21 Hari Meninggalnya Randi dan Yusuf : Kenapa Polisi Sulit Ungkap Pelaku?

Aliansi Mahasiswa Sedarah berkemah di depan Mapolda Sultra hingga polisi mengungkap pembunuh Randi dan Yusuf. (Istimewa)

Kendari, Inilahsultra.com – Polisi sepertinya begitu kesulitan mengungkap siapa pelaku yang menyebabkan Muhammad Yusuf Kardawi dan Randi meninggal dunia.

Padahal, rentan waktu meninggalnya dua mahasiswa Universitas Halu Oleo Kendari itu sudah 21 hari lamanya.

Berdasarkan hasil autopsi, Randi meninggal ditembak di dada kiri bawah ketiak tembus dada kanan. Sedangkan Yusuf, menurut dokter, kena hantaman benda tumpul di kepala.

-Advertisement-

Namun, saksi menyebut, Yusuf terkena tembakan di kepala. Berdasarkan foto yang diperoleh, kondisi kepala Yusuf hancur dengan otak terburai.

Lambannya pengungkapan kasus ini membuat banyak pihak bertanya-tanya dan meragukan kinerja kepolisian.

Sebagai bentuk protes, sejumlah mahasiswa yang mengatasnamakan diri Aliansi Mahasiswa Sedarah menggelar kemah di depan Polda Sultra.

Mereka tidur menggunakan tenda di depan markas polisi itu hingga malam.

“Kami tidak akan bergeser sebelum polisi mengungkap pelaku pembunuhan dua saudara kami,” kata Rahman Paramai.

Menurut Rahman, harusnya polisi dengan gampang mengungkap kasus ini berdasarkan barang bukti dan keterangan saksi.

“Kenapa polisi begitu sulit mengungkap kasus ini. Jelas, video di lapangan saat Yusuf meninggal. Ada saksi mata,” katanya.

Rahman menyebut, lambannya pengungkapan kasus ini menambah deretan catatan buruk penuntasan kasus pelanggaran HAM.

“Kami meminta polisi untuk jujur lah,” ujarnya.

Ia melanjutkan, beberapa selongsong peluru ditemukan di lokasi meninggalnya Randi dan Yusuf. Hal ini sudah bisa menguatkan dugaan bahwa senjata api itu bersumber dari mana.

Sebelumnya, Kabid Humas Polda Sultra AKBP Harry Goldenhardt menyebut, pengungkapan penyebab meninggalnya dua mahasiswa tidak lah mudah. Harus dilakukan uji balistik atas selongsong peluru.
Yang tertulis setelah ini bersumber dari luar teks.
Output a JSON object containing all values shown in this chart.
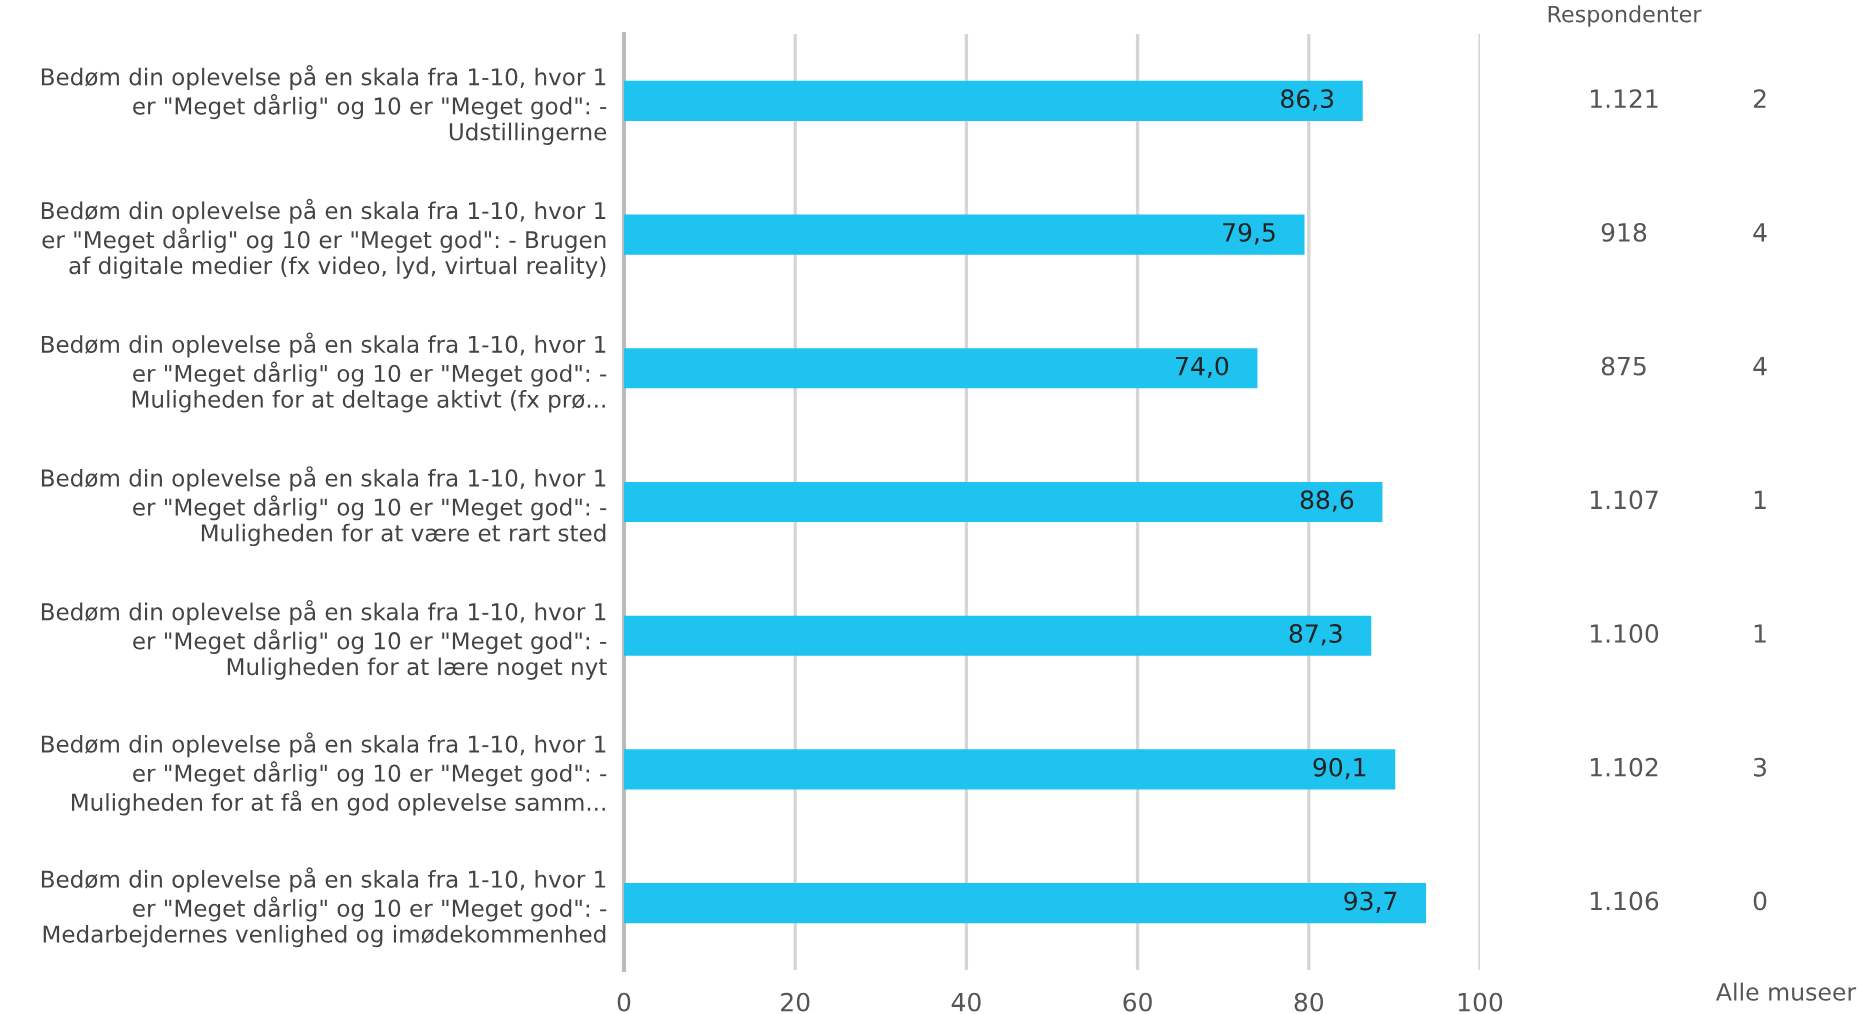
{
  "chart_data": {
    "type": "bar",
    "orientation": "horizontal",
    "categories": [
      "Bedøm din oplevelse på en skala fra 1-10, hvor 1\ner \"Meget dårlig\" og 10 er \"Meget god\": -\nUdstillingerne",
      "Bedøm din oplevelse på en skala fra 1-10, hvor 1\ner \"Meget dårlig\" og 10 er \"Meget god\": - Brugen\naf digitale medier (fx video, lyd, virtual reality)",
      "Bedøm din oplevelse på en skala fra 1-10, hvor 1\ner \"Meget dårlig\" og 10 er \"Meget god\": -\nMuligheden for at deltage aktivt (fx prø...",
      "Bedøm din oplevelse på en skala fra 1-10, hvor 1\ner \"Meget dårlig\" og 10 er \"Meget god\": -\nMuligheden for at være et rart sted",
      "Bedøm din oplevelse på en skala fra 1-10, hvor 1\ner \"Meget dårlig\" og 10 er \"Meget god\": -\nMuligheden for at lære noget nyt",
      "Bedøm din oplevelse på en skala fra 1-10, hvor 1\ner \"Meget dårlig\" og 10 er \"Meget god\": -\nMuligheden for at få en god oplevelse samm...",
      "Bedøm din oplevelse på en skala fra 1-10, hvor 1\ner \"Meget dårlig\" og 10 er \"Meget god\": -\nMedarbejdernes venlighed og imødekommenhed"
    ],
    "values": [
      86.3,
      79.5,
      74.0,
      88.6,
      87.3,
      90.1,
      93.7
    ],
    "value_labels": [
      "86,3",
      "79,5",
      "74,0",
      "88,6",
      "87,3",
      "90,1",
      "93,7"
    ],
    "color": "#1ec3f0",
    "xlim": [
      0,
      100
    ],
    "xticks": [
      0,
      20,
      40,
      60,
      80,
      100
    ],
    "grid": "x",
    "annotations": [
      "Respondenter",
      "1.121",
      "918",
      "875",
      "1.107",
      "1.100",
      "1.102",
      "1.106",
      "Alle museer",
      "2",
      "4",
      "4",
      "1",
      "1",
      "3",
      "0"
    ]
  }
}
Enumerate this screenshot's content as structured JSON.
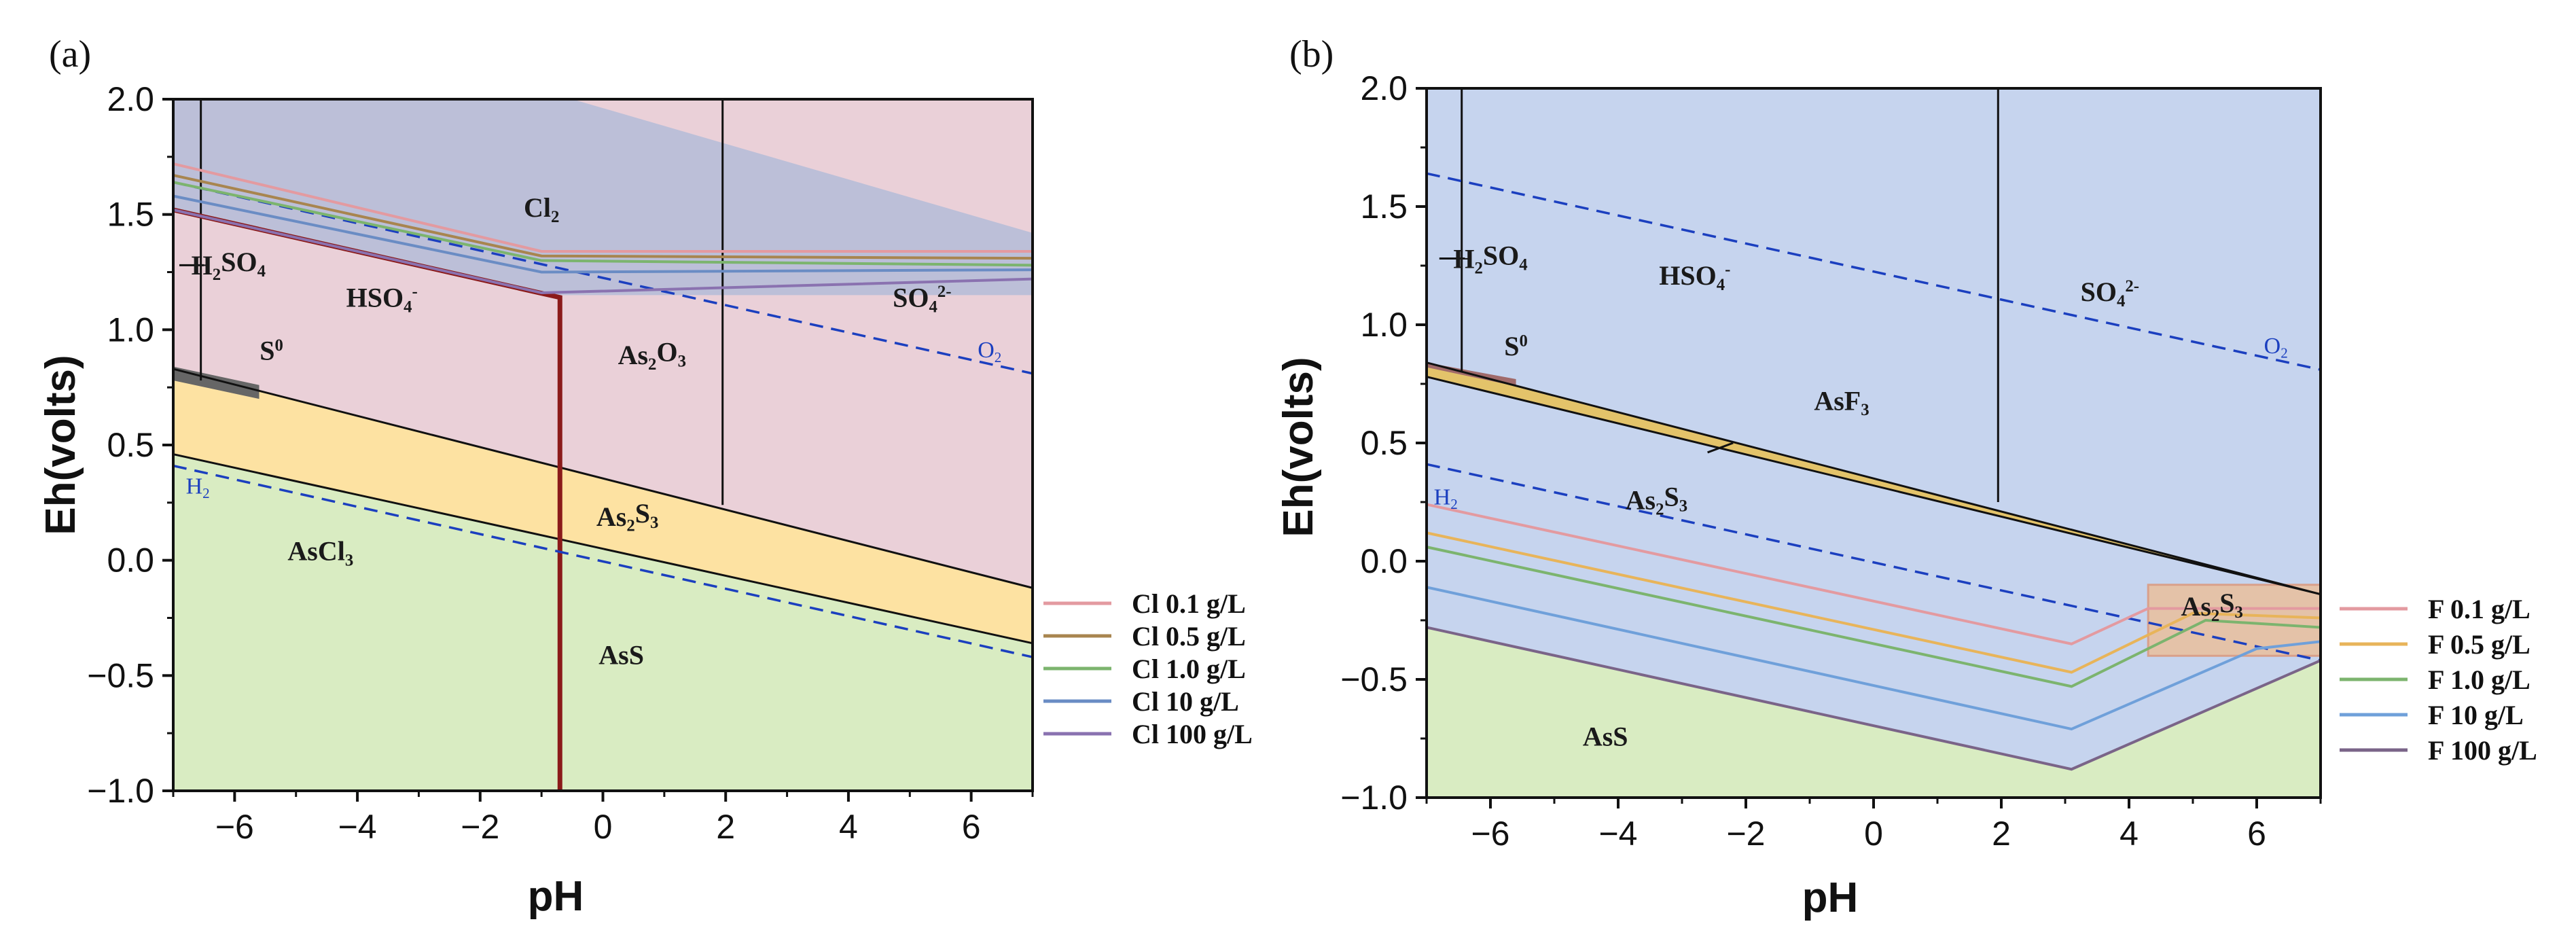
{
  "chart_data": [
    {
      "panel": "(a)",
      "type": "area",
      "title": "",
      "xlabel": "pH",
      "ylabel": "Eh(volts)",
      "xlim": [
        -7,
        7
      ],
      "ylim": [
        -1.0,
        2.0
      ],
      "xticks": [
        -6,
        -4,
        -2,
        0,
        2,
        4,
        6
      ],
      "yticks": [
        -1.0,
        -0.5,
        0.0,
        0.5,
        1.0,
        1.5,
        2.0
      ],
      "xtick_labels": [
        "−6",
        "−4",
        "−2",
        "0",
        "2",
        "4",
        "6"
      ],
      "ytick_labels": [
        "−1.0",
        "−0.5",
        "0.0",
        "0.5",
        "1.0",
        "1.5",
        "2.0"
      ],
      "regions": [
        {
          "label": "Cl",
          "sub": "2",
          "sup": "",
          "x": -1.0,
          "y": 1.49
        },
        {
          "label": "H",
          "sub": "2",
          "tail": "SO",
          "sub2": "4",
          "x": -6.1,
          "y": 1.24
        },
        {
          "label": "HSO",
          "sub": "4",
          "sup": "-",
          "x": -3.6,
          "y": 1.1
        },
        {
          "label": "S",
          "sup": "0",
          "x": -5.4,
          "y": 0.87
        },
        {
          "label": "As",
          "sub": "2",
          "tail": "O",
          "sub2": "3",
          "x": 0.8,
          "y": 0.85
        },
        {
          "label": "SO",
          "sub": "4",
          "sup": "2-",
          "x": 5.2,
          "y": 1.1
        },
        {
          "label": "As",
          "sub": "2",
          "tail": "S",
          "sub2": "3",
          "x": 0.4,
          "y": 0.15
        },
        {
          "label": "AsCl",
          "sub": "3",
          "x": -4.6,
          "y": -0.0,
          "color": "#b22222"
        },
        {
          "label": "AsS",
          "x": 0.3,
          "y": -0.45
        }
      ],
      "line_labels": [
        {
          "label": "O",
          "sub": "2",
          "x": 6.3,
          "y": 0.88
        },
        {
          "label": "H",
          "sub": "2",
          "x": -6.6,
          "y": 0.29
        }
      ],
      "legend": [
        "Cl 0.1 g/L",
        "Cl 0.5 g/L",
        "Cl 1.0 g/L",
        "Cl 10 g/L",
        "Cl 100 g/L"
      ],
      "legend_colors": [
        "#e39aa0",
        "#a8854f",
        "#7cb46e",
        "#6a8cc4",
        "#8a72b0"
      ],
      "water_lines": {
        "O2": [
          [
            -7,
            1.64
          ],
          [
            7,
            0.81
          ]
        ],
        "H2": [
          [
            -7,
            0.41
          ],
          [
            7,
            -0.42
          ]
        ]
      },
      "boundaries": {
        "h2so4_hso4_pH": -6.55,
        "hso4_so4_pH": 1.95,
        "ascl3_pH": -0.7,
        "upper_sulfide_line": [
          [
            -7,
            0.83
          ],
          [
            7,
            -0.12
          ]
        ],
        "lower_sulfide_line": [
          [
            -7,
            0.46
          ],
          [
            7,
            -0.36
          ]
        ],
        "s0_band": [
          [
            -7,
            0.84
          ],
          [
            -7,
            0.78
          ],
          [
            -5.6,
            0.7
          ],
          [
            -5.6,
            0.76
          ]
        ],
        "cl2_band": [
          [
            -7,
            2.0
          ],
          [
            -0.5,
            2.0
          ],
          [
            7,
            1.42
          ],
          [
            7,
            1.15
          ],
          [
            -0.8,
            1.15
          ],
          [
            -7,
            1.52
          ]
        ],
        "ascl3_upper": [
          [
            -7,
            1.52
          ],
          [
            -0.7,
            1.14
          ]
        ]
      },
      "series": [
        {
          "name": "Cl 0.1 g/L",
          "values": [
            [
              -7,
              1.72
            ],
            [
              -1.0,
              1.34
            ],
            [
              7,
              1.34
            ]
          ]
        },
        {
          "name": "Cl 0.5 g/L",
          "values": [
            [
              -7,
              1.67
            ],
            [
              -1.0,
              1.32
            ],
            [
              7,
              1.31
            ]
          ]
        },
        {
          "name": "Cl 1.0 g/L",
          "values": [
            [
              -7,
              1.64
            ],
            [
              -1.0,
              1.3
            ],
            [
              7,
              1.28
            ]
          ]
        },
        {
          "name": "Cl 10 g/L",
          "values": [
            [
              -7,
              1.58
            ],
            [
              -1.0,
              1.25
            ],
            [
              7,
              1.26
            ]
          ]
        },
        {
          "name": "Cl 100 g/L",
          "values": [
            [
              -7,
              1.52
            ],
            [
              -1.0,
              1.16
            ],
            [
              7,
              1.22
            ]
          ]
        }
      ]
    },
    {
      "panel": "(b)",
      "type": "area",
      "title": "",
      "xlabel": "pH",
      "ylabel": "Eh(volts)",
      "xlim": [
        -7,
        7
      ],
      "ylim": [
        -1.0,
        2.0
      ],
      "xticks": [
        -6,
        -4,
        -2,
        0,
        2,
        4,
        6
      ],
      "yticks": [
        -1.0,
        -0.5,
        0.0,
        0.5,
        1.0,
        1.5,
        2.0
      ],
      "xtick_labels": [
        "−6",
        "−4",
        "−2",
        "0",
        "2",
        "4",
        "6"
      ],
      "ytick_labels": [
        "−1.0",
        "−0.5",
        "0.0",
        "0.5",
        "1.0",
        "1.5",
        "2.0"
      ],
      "regions": [
        {
          "label": "H",
          "sub": "2",
          "tail": "SO",
          "sub2": "4",
          "x": -6.0,
          "y": 1.24
        },
        {
          "label": "HSO",
          "sub": "4",
          "sup": "-",
          "x": -2.8,
          "y": 1.17
        },
        {
          "label": "SO",
          "sub": "4",
          "sup": "2-",
          "x": 3.7,
          "y": 1.1
        },
        {
          "label": "S",
          "sup": "0",
          "x": -5.6,
          "y": 0.87
        },
        {
          "label": "AsF",
          "sub": "3",
          "x": -0.5,
          "y": 0.64
        },
        {
          "label": "As",
          "sub": "2",
          "tail": "S",
          "sub2": "3",
          "x": -3.4,
          "y": 0.22
        },
        {
          "label": "As",
          "sub": "2",
          "tail": "S",
          "sub2": "3",
          "x": 5.3,
          "y": -0.23
        },
        {
          "label": "AsS",
          "x": -4.2,
          "y": -0.78
        }
      ],
      "line_labels": [
        {
          "label": "O",
          "sub": "2",
          "x": 6.3,
          "y": 0.88
        },
        {
          "label": "H",
          "sub": "2",
          "x": -6.7,
          "y": 0.24
        }
      ],
      "legend": [
        "F 0.1 g/L",
        "F 0.5 g/L",
        "F 1.0 g/L",
        "F 10 g/L",
        "F 100 g/L"
      ],
      "legend_colors": [
        "#e39aa0",
        "#e8b45a",
        "#7cb46e",
        "#6fa0da",
        "#7a6488"
      ],
      "water_lines": {
        "O2": [
          [
            -7,
            1.64
          ],
          [
            7,
            0.81
          ]
        ],
        "H2": [
          [
            -7,
            0.41
          ],
          [
            7,
            -0.42
          ]
        ]
      },
      "boundaries": {
        "h2so4_hso4_pH": -6.45,
        "hso4_so4_pH": 1.95,
        "upper_sulfide_line": [
          [
            -7,
            0.84
          ],
          [
            7,
            -0.14
          ]
        ],
        "lower_sulfide_line": [
          [
            -7,
            0.68
          ],
          [
            7,
            -0.14
          ]
        ],
        "as2s3_band": [
          [
            -7,
            0.84
          ],
          [
            7,
            -0.14
          ],
          [
            -7,
            0.78
          ]
        ],
        "ass_band_top": [
          [
            -7,
            -0.28
          ],
          [
            3.1,
            -0.88
          ],
          [
            7,
            -0.42
          ]
        ],
        "as2s3_box": [
          [
            4.3,
            -0.1
          ],
          [
            7,
            -0.1
          ],
          [
            7,
            -0.4
          ],
          [
            4.3,
            -0.4
          ]
        ]
      },
      "series": [
        {
          "name": "F 0.1 g/L",
          "values": [
            [
              -7,
              0.24
            ],
            [
              3.1,
              -0.35
            ],
            [
              4.3,
              -0.2
            ],
            [
              7,
              -0.2
            ]
          ]
        },
        {
          "name": "F 0.5 g/L",
          "values": [
            [
              -7,
              0.12
            ],
            [
              3.1,
              -0.47
            ],
            [
              5.0,
              -0.22
            ],
            [
              7,
              -0.24
            ]
          ]
        },
        {
          "name": "F 1.0 g/L",
          "values": [
            [
              -7,
              0.06
            ],
            [
              3.1,
              -0.53
            ],
            [
              5.2,
              -0.25
            ],
            [
              7,
              -0.28
            ]
          ]
        },
        {
          "name": "F 10 g/L",
          "values": [
            [
              -7,
              -0.11
            ],
            [
              3.1,
              -0.71
            ],
            [
              6.0,
              -0.37
            ],
            [
              7,
              -0.34
            ]
          ]
        },
        {
          "name": "F 100 g/L",
          "values": [
            [
              -7,
              -0.28
            ],
            [
              3.1,
              -0.88
            ],
            [
              7,
              -0.42
            ]
          ]
        }
      ]
    }
  ]
}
Untuk itu, selongsong peluru berikut proyektil diuji di laboratorium Australia dan Belanda.

Hal ini senada diungkapkan oleh Kapolda Sultra Brigjen Merdisyam. Menurut jenderal bintangs satu ini, uji balistik di Australia dan Belanda agar proses pengungkapan kasus ini secara independen.

Selain uji balistik di laboratorium forensik, enam polisi juga tengah menjalani sidang kode etik oleh Propam. Keenam polisi itu dianggap melanggar SOP saat pengamanan massa pada 26 September 2019 dengan membawa senjata api.